What elements of fantasy make you like reading and writing in the genre?
The sense of wonder, adventure, and creation. It’s great to be able to take something and just tweak it slightly to make it fantastical, and then see what that does to a world in which that is true; or, at the other end of the spectrum, to fully indulge your imagination and create something bizarre.
Why do we [fantasy readers] find ourselves connecting so deeply to narratives set in the past, whether they are in a secondary world or the real one?
I think it links in to the feeling of discovery of what’s come before, the same thing that interests us in history, archaeology, paleontology, even genealogy. Humans are often fascinated by what happened to get us to where we are today, and that carries over to a fantasy world, even if we know it’s fiction and not directly related to us.
What makes you connect with a character?
Very difficult to say! I have to like them, or find something about them interesting or with which I can empathise. As to what that would be, it can vary wildly between characters.
What does a typical writing day look like for you?
I’ll usually start off by going for a walk at about 9am, assuming the weather isn’t awful. That will take me about an hour, and then I’ll be settled down to write by about 10.30. I don’t usually get a great deal done in the morning, but I’ll have lunch about 12, then do most of my words in the afternoon. I’ll knock off somewhere around 5pm, but that could be earlier or later depending on when I get to a natural stopping point.
When did you start reading? And what books/series did you read over and over again?
I read from a very early age, I distinctly remember having read Winnie-The-Pooh and The House At Pooh Corner when I was in reception class at primary school, so about five years old. I regularly read The Hobbit, and Terry Pratchett’s Bromeliad trilogy, and then when I got older I would be re-reading The Lord of the Rings, and Discworld. These days I rarely re-read stuff, because there are so many new things to be reading (being involved in the author part of the internet is wonderful, but also leaves you feeling permanently behind because you hear about all the cool books coming out all the time)!
What are some of your favourite recent reads?
Tasha Suri’s Burning Kingdoms series has been brilliant so far, and I very much enjoyed CSE Cooney’s St Death’s Daughter and Foz Meadows’ A Strange & Stubborn Endurance. I should also give a shout out to Aaron Demski-Bowden’s Echoes Of Eternity, which is a Games Workshop novel. It’s part of the Siege of Terra series, which is technically sci-fi I guess, but the whole thing by that point is so steeped in myth and magic that it’s more like techno-fantasy than anything else. It would be hard to appreciate that book without having a picture of the overall series, but it was a sensational read.

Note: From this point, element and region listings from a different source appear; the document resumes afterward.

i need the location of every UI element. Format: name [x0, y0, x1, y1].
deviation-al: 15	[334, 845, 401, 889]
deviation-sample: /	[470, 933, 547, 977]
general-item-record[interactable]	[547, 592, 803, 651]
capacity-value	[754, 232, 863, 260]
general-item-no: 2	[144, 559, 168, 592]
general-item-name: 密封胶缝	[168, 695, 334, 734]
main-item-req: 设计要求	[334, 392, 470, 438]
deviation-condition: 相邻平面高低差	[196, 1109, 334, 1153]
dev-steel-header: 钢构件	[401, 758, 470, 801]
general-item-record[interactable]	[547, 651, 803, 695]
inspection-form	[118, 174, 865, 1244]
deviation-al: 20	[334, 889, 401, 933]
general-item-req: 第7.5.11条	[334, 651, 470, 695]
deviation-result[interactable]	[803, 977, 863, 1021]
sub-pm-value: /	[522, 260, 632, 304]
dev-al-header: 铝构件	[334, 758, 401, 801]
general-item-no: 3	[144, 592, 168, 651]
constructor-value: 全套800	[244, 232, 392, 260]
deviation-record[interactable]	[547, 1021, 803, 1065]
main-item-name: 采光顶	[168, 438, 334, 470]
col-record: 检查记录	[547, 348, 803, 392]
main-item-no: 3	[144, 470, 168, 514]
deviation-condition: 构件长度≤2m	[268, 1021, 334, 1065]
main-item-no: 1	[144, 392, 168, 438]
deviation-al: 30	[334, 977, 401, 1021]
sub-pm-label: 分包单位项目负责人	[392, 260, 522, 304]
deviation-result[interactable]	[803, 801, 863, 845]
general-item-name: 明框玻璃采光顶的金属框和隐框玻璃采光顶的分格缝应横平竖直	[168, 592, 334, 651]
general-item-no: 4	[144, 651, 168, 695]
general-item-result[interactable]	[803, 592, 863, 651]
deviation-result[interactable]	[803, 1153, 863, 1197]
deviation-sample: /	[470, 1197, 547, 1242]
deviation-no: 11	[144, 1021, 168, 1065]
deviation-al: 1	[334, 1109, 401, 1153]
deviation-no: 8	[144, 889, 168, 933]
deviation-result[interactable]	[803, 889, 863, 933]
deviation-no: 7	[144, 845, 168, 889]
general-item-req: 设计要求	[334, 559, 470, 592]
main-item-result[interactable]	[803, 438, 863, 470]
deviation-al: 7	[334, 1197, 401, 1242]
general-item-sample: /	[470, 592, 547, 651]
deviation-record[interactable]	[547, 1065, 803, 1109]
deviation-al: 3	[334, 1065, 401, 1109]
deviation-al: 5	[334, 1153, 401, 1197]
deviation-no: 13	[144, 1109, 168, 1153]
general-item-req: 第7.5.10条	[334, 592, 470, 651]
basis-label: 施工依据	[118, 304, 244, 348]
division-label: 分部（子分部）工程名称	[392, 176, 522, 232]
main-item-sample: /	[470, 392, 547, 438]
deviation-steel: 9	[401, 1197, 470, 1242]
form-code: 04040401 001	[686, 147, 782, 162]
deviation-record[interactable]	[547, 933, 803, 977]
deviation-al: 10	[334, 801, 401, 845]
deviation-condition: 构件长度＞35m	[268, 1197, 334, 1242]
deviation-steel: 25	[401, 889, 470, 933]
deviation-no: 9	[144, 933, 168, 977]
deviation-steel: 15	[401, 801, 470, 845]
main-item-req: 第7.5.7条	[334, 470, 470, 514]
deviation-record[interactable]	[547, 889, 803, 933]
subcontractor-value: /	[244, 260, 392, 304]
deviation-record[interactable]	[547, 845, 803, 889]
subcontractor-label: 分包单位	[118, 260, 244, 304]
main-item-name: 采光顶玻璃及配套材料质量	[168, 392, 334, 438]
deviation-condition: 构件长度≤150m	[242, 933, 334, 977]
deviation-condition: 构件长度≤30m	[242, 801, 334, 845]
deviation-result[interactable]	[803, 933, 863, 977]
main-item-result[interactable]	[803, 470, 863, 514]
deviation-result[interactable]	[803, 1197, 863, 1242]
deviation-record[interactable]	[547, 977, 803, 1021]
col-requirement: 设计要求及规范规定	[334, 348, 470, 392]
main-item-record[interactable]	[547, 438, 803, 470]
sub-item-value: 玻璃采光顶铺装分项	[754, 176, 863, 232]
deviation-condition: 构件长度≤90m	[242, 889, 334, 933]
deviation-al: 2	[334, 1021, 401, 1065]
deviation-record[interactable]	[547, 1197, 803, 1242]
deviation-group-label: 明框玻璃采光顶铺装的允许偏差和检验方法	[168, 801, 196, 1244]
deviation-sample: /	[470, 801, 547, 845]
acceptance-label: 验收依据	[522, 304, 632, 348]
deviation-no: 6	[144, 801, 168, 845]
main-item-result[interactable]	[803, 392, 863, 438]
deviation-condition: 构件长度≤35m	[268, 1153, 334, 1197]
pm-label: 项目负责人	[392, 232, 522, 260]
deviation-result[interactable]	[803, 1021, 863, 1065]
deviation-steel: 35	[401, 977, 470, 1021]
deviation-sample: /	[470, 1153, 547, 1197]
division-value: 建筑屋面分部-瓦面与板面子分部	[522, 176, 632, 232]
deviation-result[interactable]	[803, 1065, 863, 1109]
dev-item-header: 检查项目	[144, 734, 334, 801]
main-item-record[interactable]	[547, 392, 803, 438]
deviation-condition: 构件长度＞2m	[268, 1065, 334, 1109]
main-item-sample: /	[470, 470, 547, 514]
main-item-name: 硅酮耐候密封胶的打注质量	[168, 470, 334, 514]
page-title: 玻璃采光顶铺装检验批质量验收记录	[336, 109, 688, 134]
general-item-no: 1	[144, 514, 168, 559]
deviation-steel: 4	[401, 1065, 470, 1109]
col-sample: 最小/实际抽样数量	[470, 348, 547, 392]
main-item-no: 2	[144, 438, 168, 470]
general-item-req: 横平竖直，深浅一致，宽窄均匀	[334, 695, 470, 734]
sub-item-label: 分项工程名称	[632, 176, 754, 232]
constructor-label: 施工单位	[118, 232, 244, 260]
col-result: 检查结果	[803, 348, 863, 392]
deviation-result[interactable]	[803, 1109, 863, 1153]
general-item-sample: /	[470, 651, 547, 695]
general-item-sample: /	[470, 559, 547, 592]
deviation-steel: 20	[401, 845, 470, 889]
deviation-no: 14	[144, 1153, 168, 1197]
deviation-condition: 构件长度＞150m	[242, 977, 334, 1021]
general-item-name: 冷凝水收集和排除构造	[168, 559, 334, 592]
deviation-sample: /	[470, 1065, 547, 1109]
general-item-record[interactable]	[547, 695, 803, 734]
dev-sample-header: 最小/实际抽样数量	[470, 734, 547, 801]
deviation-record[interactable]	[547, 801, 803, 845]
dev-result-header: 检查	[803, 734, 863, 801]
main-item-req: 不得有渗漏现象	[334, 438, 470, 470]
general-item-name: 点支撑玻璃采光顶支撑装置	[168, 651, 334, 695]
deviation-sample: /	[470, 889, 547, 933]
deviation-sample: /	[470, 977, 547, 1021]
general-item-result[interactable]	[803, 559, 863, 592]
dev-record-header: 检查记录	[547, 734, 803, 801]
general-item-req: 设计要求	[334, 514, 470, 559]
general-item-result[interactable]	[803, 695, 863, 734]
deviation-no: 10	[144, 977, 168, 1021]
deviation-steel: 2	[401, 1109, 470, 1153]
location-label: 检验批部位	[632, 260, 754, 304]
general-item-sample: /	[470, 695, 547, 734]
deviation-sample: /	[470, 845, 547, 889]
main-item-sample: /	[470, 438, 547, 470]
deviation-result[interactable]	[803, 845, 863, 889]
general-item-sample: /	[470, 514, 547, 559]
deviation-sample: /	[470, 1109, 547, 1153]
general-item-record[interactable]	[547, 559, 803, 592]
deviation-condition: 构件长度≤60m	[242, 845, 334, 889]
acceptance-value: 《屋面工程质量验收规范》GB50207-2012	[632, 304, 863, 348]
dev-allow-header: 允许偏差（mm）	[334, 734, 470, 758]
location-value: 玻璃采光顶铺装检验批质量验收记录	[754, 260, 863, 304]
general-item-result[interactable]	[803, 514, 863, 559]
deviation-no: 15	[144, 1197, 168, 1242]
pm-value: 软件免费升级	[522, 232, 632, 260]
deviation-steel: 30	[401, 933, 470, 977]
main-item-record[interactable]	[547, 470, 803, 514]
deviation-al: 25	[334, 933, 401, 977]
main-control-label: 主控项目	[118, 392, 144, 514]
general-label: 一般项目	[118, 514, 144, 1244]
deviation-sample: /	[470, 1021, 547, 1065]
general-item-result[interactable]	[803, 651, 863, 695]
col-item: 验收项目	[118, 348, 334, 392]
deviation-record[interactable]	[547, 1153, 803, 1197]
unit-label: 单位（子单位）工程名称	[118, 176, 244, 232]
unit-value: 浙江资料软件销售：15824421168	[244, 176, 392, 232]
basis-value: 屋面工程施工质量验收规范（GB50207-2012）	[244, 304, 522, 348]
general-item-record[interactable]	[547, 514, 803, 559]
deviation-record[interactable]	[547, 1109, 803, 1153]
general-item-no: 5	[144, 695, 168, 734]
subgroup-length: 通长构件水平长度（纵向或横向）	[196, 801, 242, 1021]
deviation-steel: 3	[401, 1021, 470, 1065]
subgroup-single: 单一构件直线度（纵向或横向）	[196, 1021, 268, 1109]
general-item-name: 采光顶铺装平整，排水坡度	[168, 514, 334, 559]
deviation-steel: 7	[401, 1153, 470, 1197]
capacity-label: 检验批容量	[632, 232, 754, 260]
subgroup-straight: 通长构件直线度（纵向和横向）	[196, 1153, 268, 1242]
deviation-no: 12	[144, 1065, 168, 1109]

What do you enjoy doing outside of writing and reading?
I go for walks, I go to gigs and clubs, I play guitar and sing in a punk band, I play Games Workshop games (mainly Necromunda) and Marvel Crisis Protocol, and I DJ wherever anyone will tolerate me. So I keep busy!
If you only had one piece of advice to give to an aspiring author, what would it be?
I don’t have much to offer in the way of craft advice, because what works for one person won’t work for another, and I know that how I write is different to the processes for a lot of other authors I know. But if that aspiring author was intending to get published, I think my advice would be “Don’t believe anything anyone says until you see the proof of it.” Offers, contracts, release dates, marketing campaigns; anything like that always has the potential to change or disappear until you actually get it in your hands, no matter what you’ve been told.
Are you working on any new books or other projects at the moment?
I am! I’m currently working on some sort of weird, not-entirely-serious fantasy novel where the future is broken and diviners track down destinies to sell them to the highest bidder.